I want to advertise fancy solutions so much, but if I were to start a company with my own money, my honest answer would be using the battle tested hslua
library for scripting layer in a Haskell app. Now this is boring and off-topic, so there are a couple of fancy solutions about serializing Haskell functions to disk:
Static pointers
Static pointers is a mechanism to assign unique fingerprints to Haskell functions. These fingerprints are 128-bit hashes that can be serialized, hence the name “static pointer” since no code is really serialized and dynamically loaded.
Caveats:
- It does not address the issue of dynamic code loading at all. Say you have deployed your backend and you want to load a user-written Haskell script. You need to insert user script into your project and recompile the monolith and redeploy and restart.
- You can only assign static pointers to functions without free variables, not arbitrary function closures at runtime. So you need to use special combinators to compose existing static pointers to emulate “function closures” that can be serialized. It feels awkward tbh.
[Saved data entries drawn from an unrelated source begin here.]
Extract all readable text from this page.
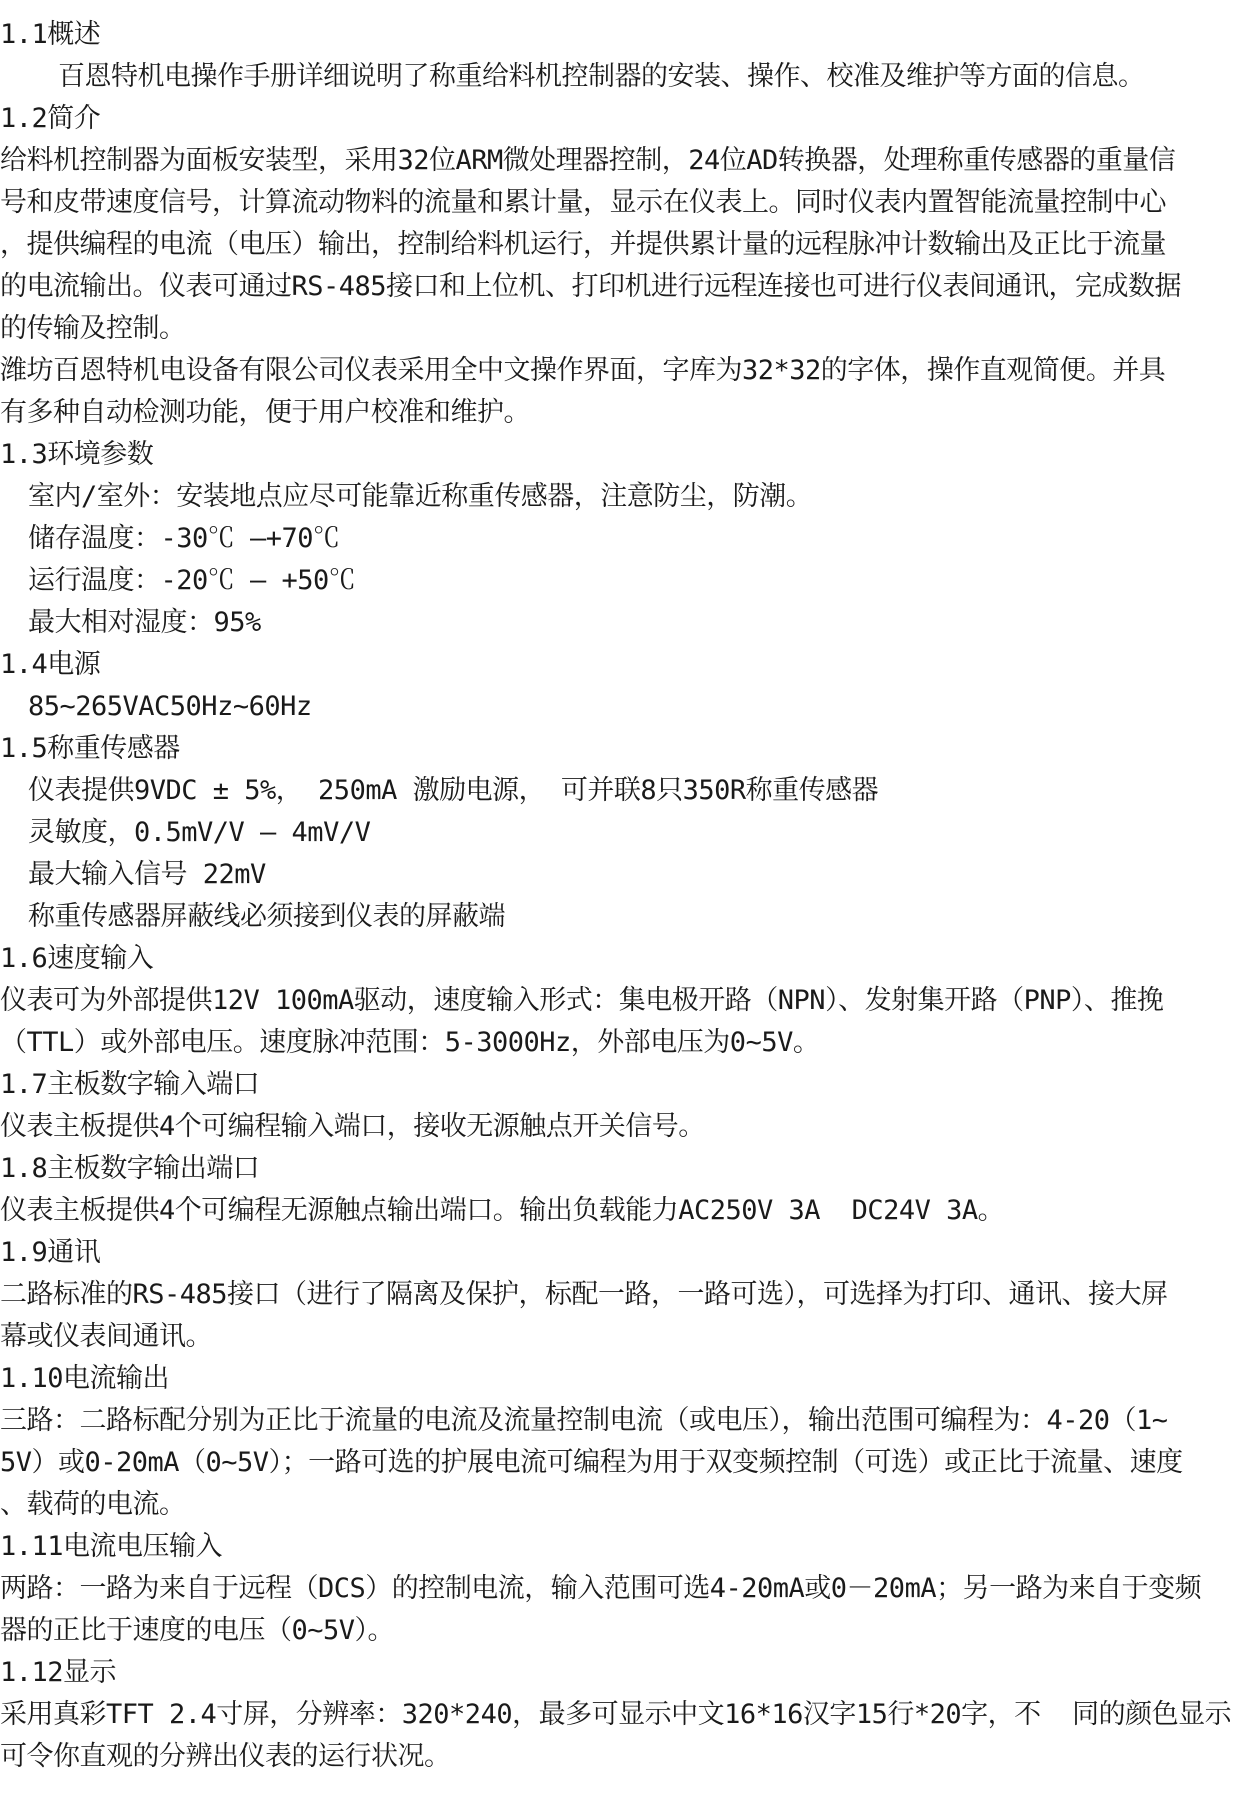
1.1概述

百恩特机电操作手册详细说明了称重给料机控制器的安装、操作、校准及维护等方面的信息。

1.2简介

给料机控制器为面板安装型，采用32位ARM微处理器控制，24位AD转换器，处理称重传感器的重量信

号和皮带速度信号，计算流动物料的流量和累计量，显示在仪表上。同时仪表内置智能流量控制中心

，提供编程的电流（电压）输出，控制给料机运行，并提供累计量的远程脉冲计数输出及正比于流量

的电流输出。仪表可通过RS-485接口和上位机、打印机进行远程连接也可进行仪表间通讯，完成数据

的传输及控制。

潍坊百恩特机电设备有限公司仪表采用全中文操作界面，字库为32*32的字体，操作直观简便。并具

有多种自动检测功能，便于用户校准和维护。

1.3环境参数

室内/室外：安装地点应尽可能靠近称重传感器，注意防尘，防潮。

储存温度：-30℃ —+70℃

运行温度：-20℃ — +50℃

最大相对湿度：95%

1.4电源

85~265VAC50Hz~60Hz

1.5称重传感器

仪表提供9VDC ± 5%， 250mA 激励电源， 可并联8只350R称重传感器

灵敏度，0.5mV/V – 4mV/V

最大输入信号 22mV

称重传感器屏蔽线必须接到仪表的屏蔽端

1.6速度输入

仪表可为外部提供12V 100mA驱动，速度输入形式：集电极开路（NPN）、发射集开路（PNP）、推挽

（TTL）或外部电压。速度脉冲范围：5-3000Hz，外部电压为0~5V。

1.7主板数字输入端口

仪表主板提供4个可编程输入端口，接收无源触点开关信号。

1.8主板数字输出端口

仪表主板提供4个可编程无源触点输出端口。输出负载能力AC250V 3A  DC24V 3A。

1.9通讯

二路标准的RS-485接口（进行了隔离及保护，标配一路，一路可选），可选择为打印、通讯、接大屏

幕或仪表间通讯。

1.10电流输出

三路：二路标配分别为正比于流量的电流及流量控制电流（或电压），输出范围可编程为：4-20（1~

5V）或0-20mA（0~5V）；一路可选的护展电流可编程为用于双变频控制（可选）或正比于流量、速度

、载荷的电流。

1.11电流电压输入

两路：一路为来自于远程（DCS）的控制电流，输入范围可选4-20mA或0－20mA；另一路为来自于变频

器的正比于速度的电压（0~5V）。

1.12显示

采用真彩TFT 2.4寸屏，分辨率：320*240，最多可显示中文16*16汉字15行*20字，不  同的颜色显示

可令你直观的分辨出仪表的运行状况。
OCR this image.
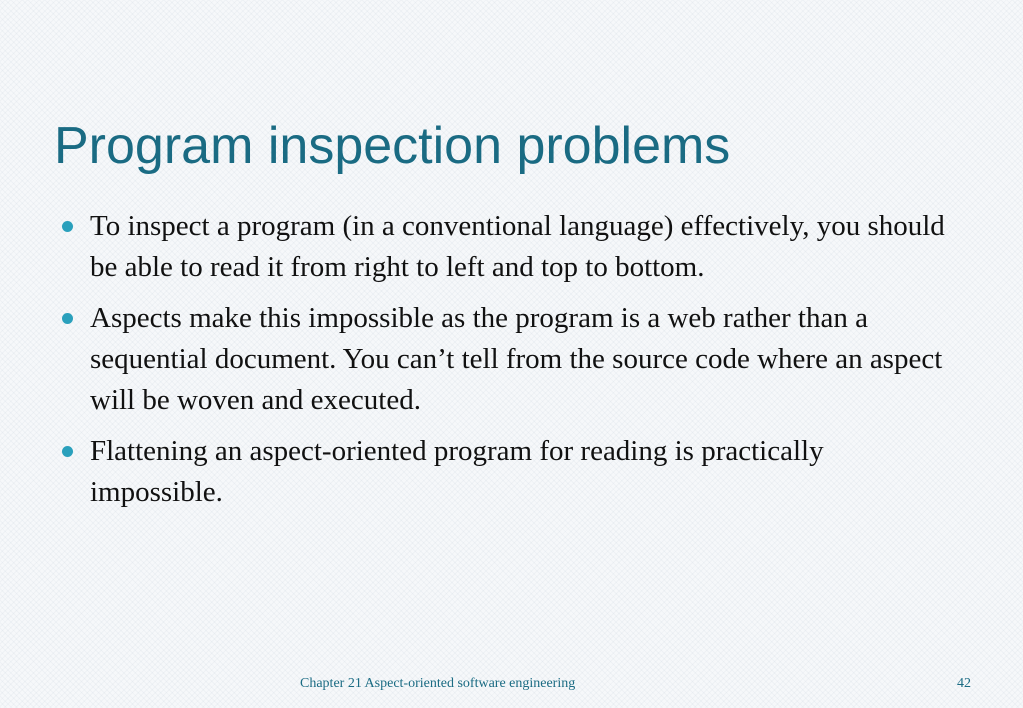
Program inspection problems
To inspect a program (in a conventional language) effectively, you should be able to read it from right to left and top to bottom.
Aspects make this impossible as the program is a web rather than a sequential document. You can’t tell from the source code where an aspect will be woven and executed.
Flattening an aspect-oriented program for reading is practically impossible.
Chapter 21 Aspect-oriented software engineering	42
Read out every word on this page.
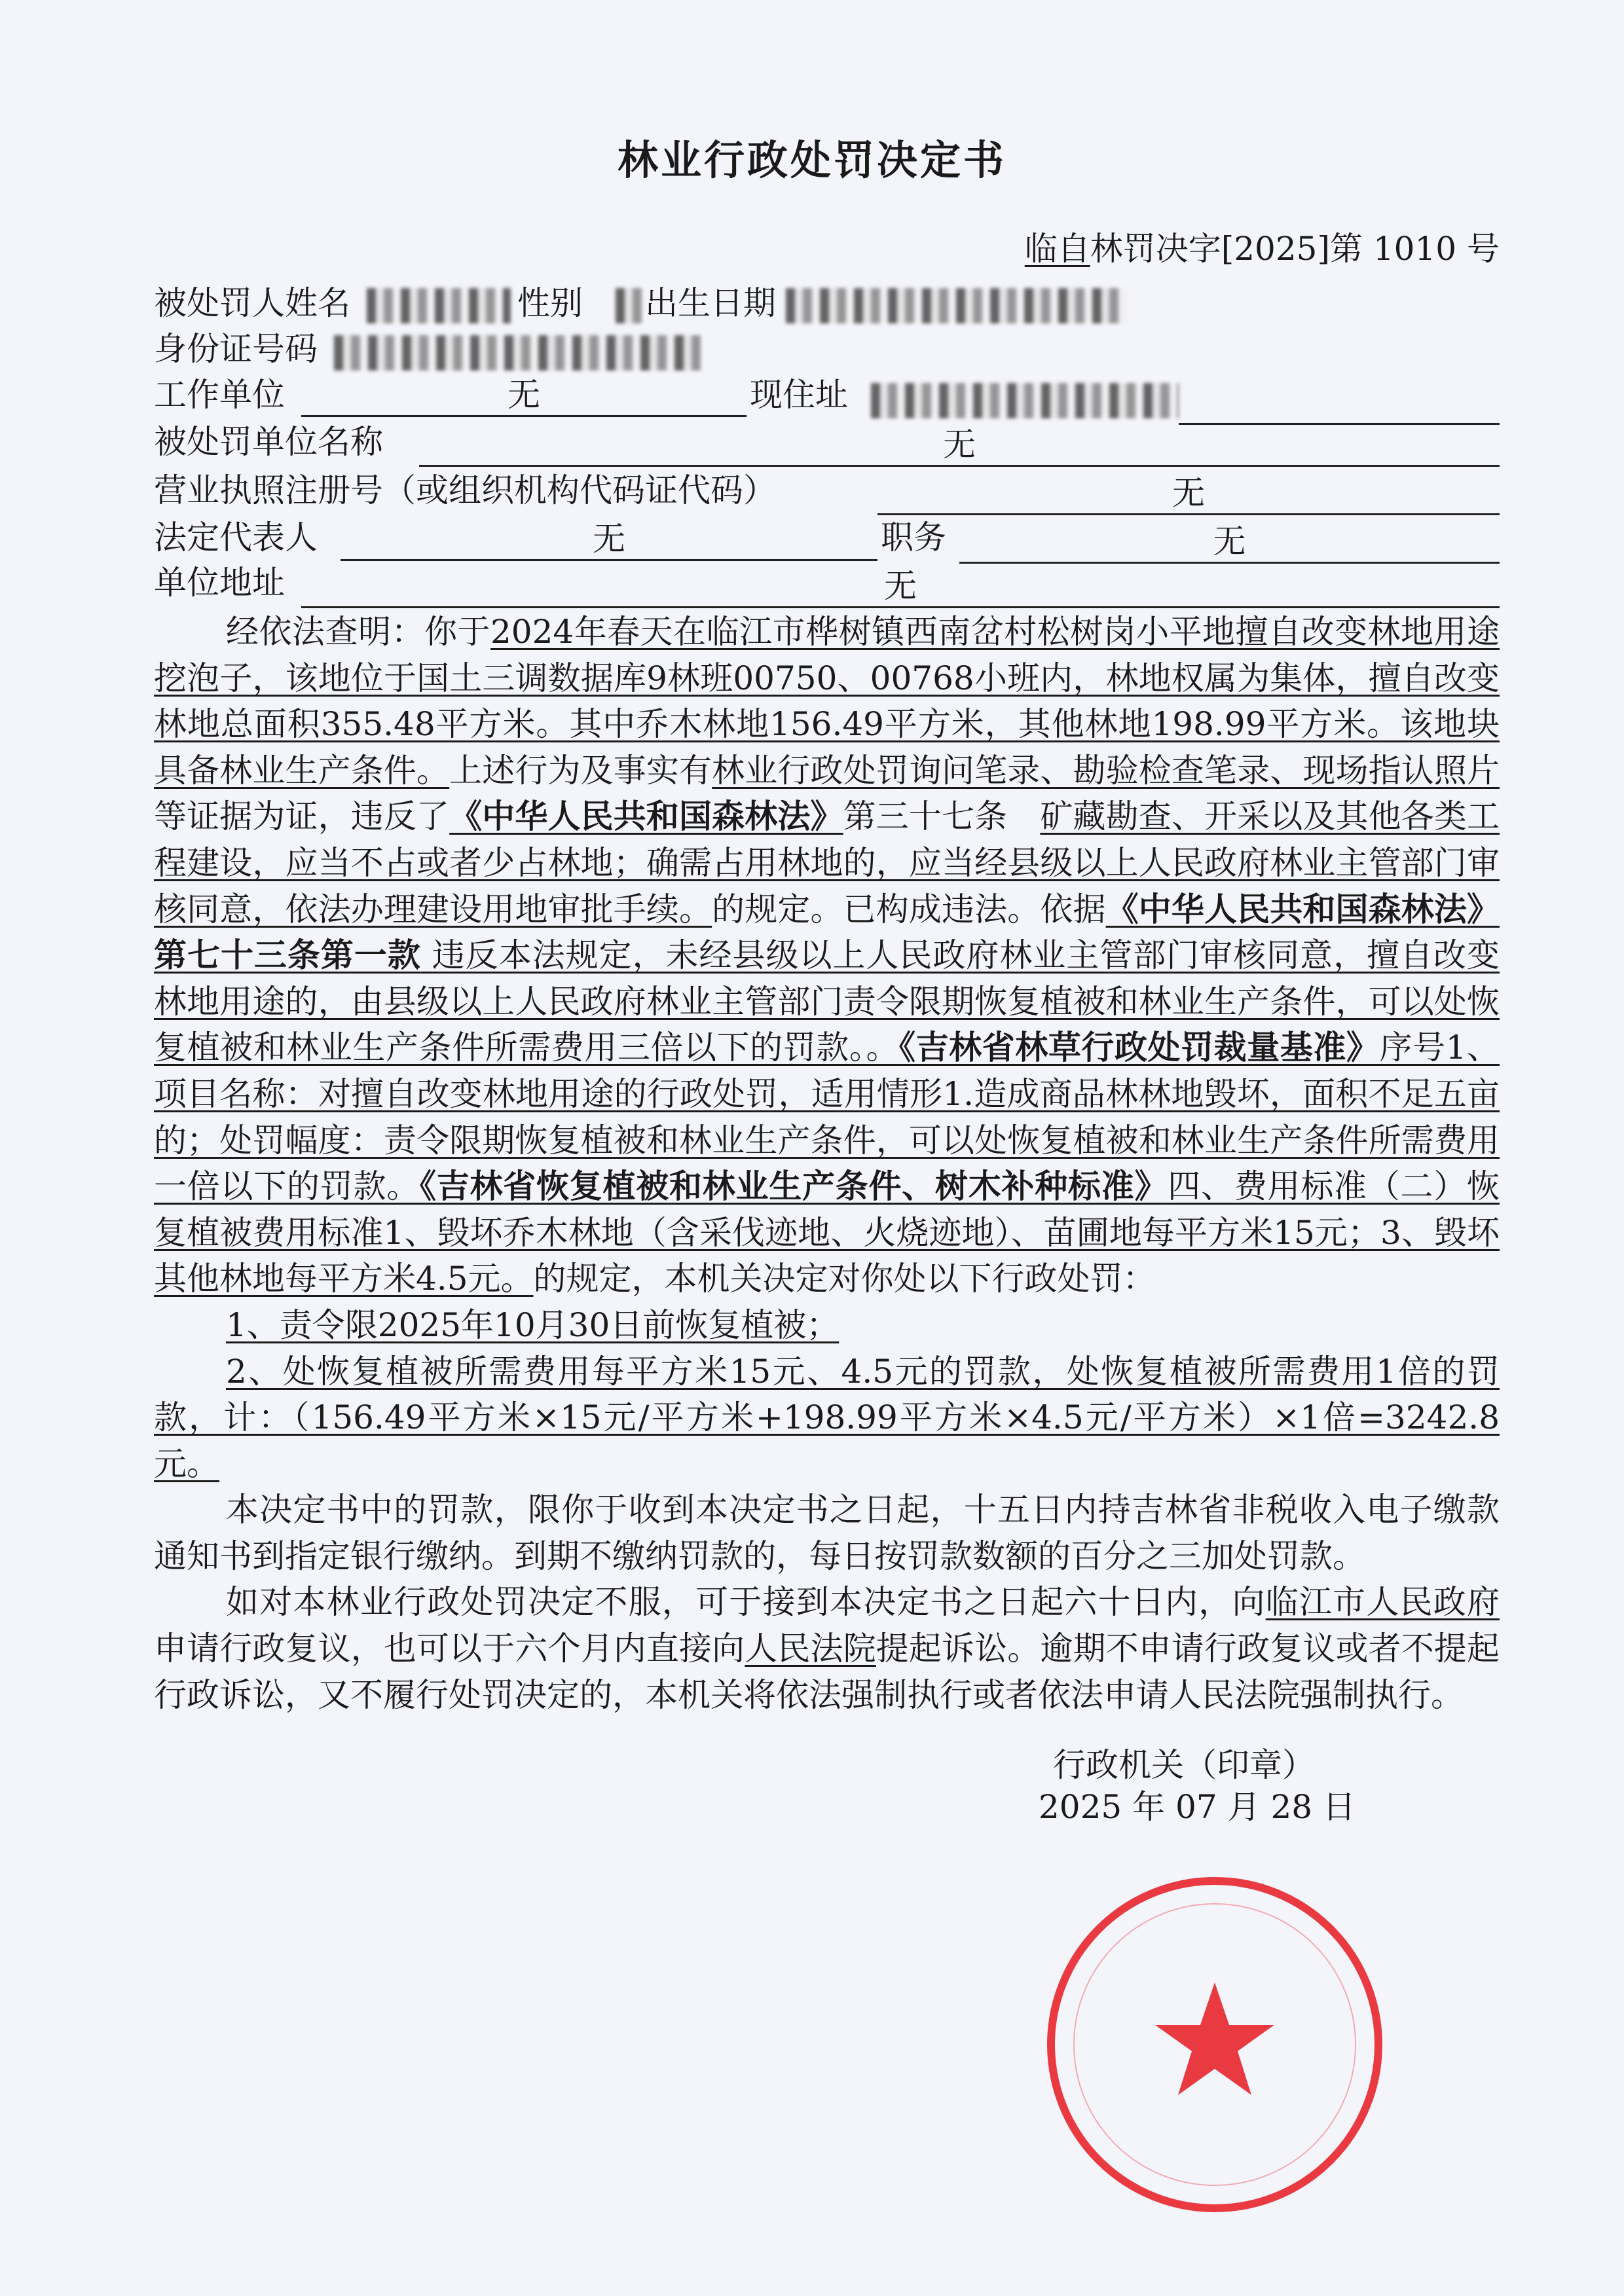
林业行政处罚决定书
临自林罚决字[2025]第 1010 号
被处罚人姓名	性别 出生日期
身份证号码
工作单位	无	现住址
被处罚单位名称	无
营业执照注册号（或组织机构代码证代码）	无
法定代表人	无	职务	无
单位地址	无

经依法查明：你于2024年春天在临江市桦树镇西南岔村松树岗小平地擅自改变林地用途挖泡子，该地位于国土三调数据库9林班00750、00768小班内，林地权属为集体，擅自改变林地总面积355.48平方米。其中乔木林地156.49平方米，其他林地198.99平方米。该地块具备林业生产条件。上述行为及事实有林业行政处罚询问笔录、勘验检查笔录、现场指认照片等证据为证，违反了《中华人民共和国森林法》第三十七条　矿藏勘查、开采以及其他各类工程建设，应当不占或者少占林地；确需占用林地的，应当经县级以上人民政府林业主管部门审核同意，依法办理建设用地审批手续。的规定。已构成违法。依据《中华人民共和国森林法》第七十三条第一款 违反本法规定，未经县级以上人民政府林业主管部门审核同意，擅自改变林地用途的，由县级以上人民政府林业主管部门责令限期恢复植被和林业生产条件，可以处恢复植被和林业生产条件所需费用三倍以下的罚款。。《吉林省林草行政处罚裁量基准》序号1、项目名称：对擅自改变林地用途的行政处罚，适用情形1.造成商品林林地毁坏，面积不足五亩的；处罚幅度：责令限期恢复植被和林业生产条件，可以处恢复植被和林业生产条件所需费用一倍以下的罚款。《吉林省恢复植被和林业生产条件、树木补种标准》四、费用标准（二）恢复植被费用标准1、毁坏乔木林地（含采伐迹地、火烧迹地）、苗圃地每平方米15元；3、毁坏其他林地每平方米4.5元。的规定，本机关决定对你处以下行政处罚：

1、责令限2025年10月30日前恢复植被；

2、处恢复植被所需费用每平方米15元、4.5元的罚款，处恢复植被所需费用1倍的罚款，计：（156.49平方米×15元/平方米+198.99平方米×4.5元/平方米）×1倍=3242.8元。

本决定书中的罚款，限你于收到本决定书之日起，十五日内持吉林省非税收入电子缴款通知书到指定银行缴纳。到期不缴纳罚款的，每日按罚款数额的百分之三加处罚款。

如对本林业行政处罚决定不服，可于接到本决定书之日起六十日内，向临江市人民政府申请行政复议，也可以于六个月内直接向人民法院提起诉讼。逾期不申请行政复议或者不提起行政诉讼，又不履行处罚决定的，本机关将依法强制执行或者依法申请人民法院强制执行。

行政机关（印章）
2025 年 07 月 28 日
- You can only assign static pointers to monomorphic functions without constraints, so working with type classes is another pain spot.
- The fingerprint logic is very ad-hoc and you should assume that once you recompile your stuff, existing fingerprints you’ve serialized have likely been invalidated.
Using ghci linker
There’s a well known blog post on Simon Marlow’s blog that explains the idea. It works for your use case as long as you’re willing to dig into GHC internals, but also: you’re completely on your own to guarantee ABI stability. Even if the user pluggable function has very primitive type like ByteString -> IO ByteString
, as long as that function refers to something provided by your backend, then it’s prone to ABI changes when you recompile your backend.
Using ghci interpreter
This is much more heavyweight than the above; your backend now depends on the entirety of GHC API as well as the global package database. The backend sets up a GHC API session, consumes user-written Haskell script as string, then load that string using the same evaluation mechanism of ghci.
Slow but steady memory leak awaits because of CAF retention, FastString table, etc. If your backend can tolerate periodic restart then it’s the quickest way to get going though.
One common caveat of using ghci interpreter or stuffing a whole ghci in your backend is to what extent do you trust user input script. The script, either in compiled shared object form or ghci bytecode form, will live in the same address space as your entire backend and there’s a ton of dirty business a malicious user Haskell script can do. Even with safe haskell and very carefully restricted prelude, it’s trivial to write a script to allocate a ton as a naive dos attack.
Using ghc wasm backend
Use the ghc wasm backend to compile user Haskell scripts to wasm modules, then run those modules in your Haskell backend. The RPC calls between wasm side and host side can be achieved specifying a set of operations the wasm side may perform on the host side. Since this is a shameless self-plug, allow me to at least highlight the pros before going for the cons:
- Proper sandboxing, the wasm module may only perform side effects based on the capabilities granted by the host. It’s also trivial to enforce resource constraints, both memory consumption and execution time can be limited, so you have more confidence consuming arbitrary user input.
- Once the wasm/host interfaces are properly defined, the same wasm modules can be deployed to a fleet of different host runners with different hardware and operating systems. And the ABI stability issue in other solutions doesn’t exist here.
- The wasm module execution state can be snapshotted and restored much more easily compared to native binaries.
The main caveat that comes to my mind:
- It’s still in its early days and haven’t seen enough seed users yet. Bus factor is still essentially 1 at the moment, and Template Haskell support is still missing.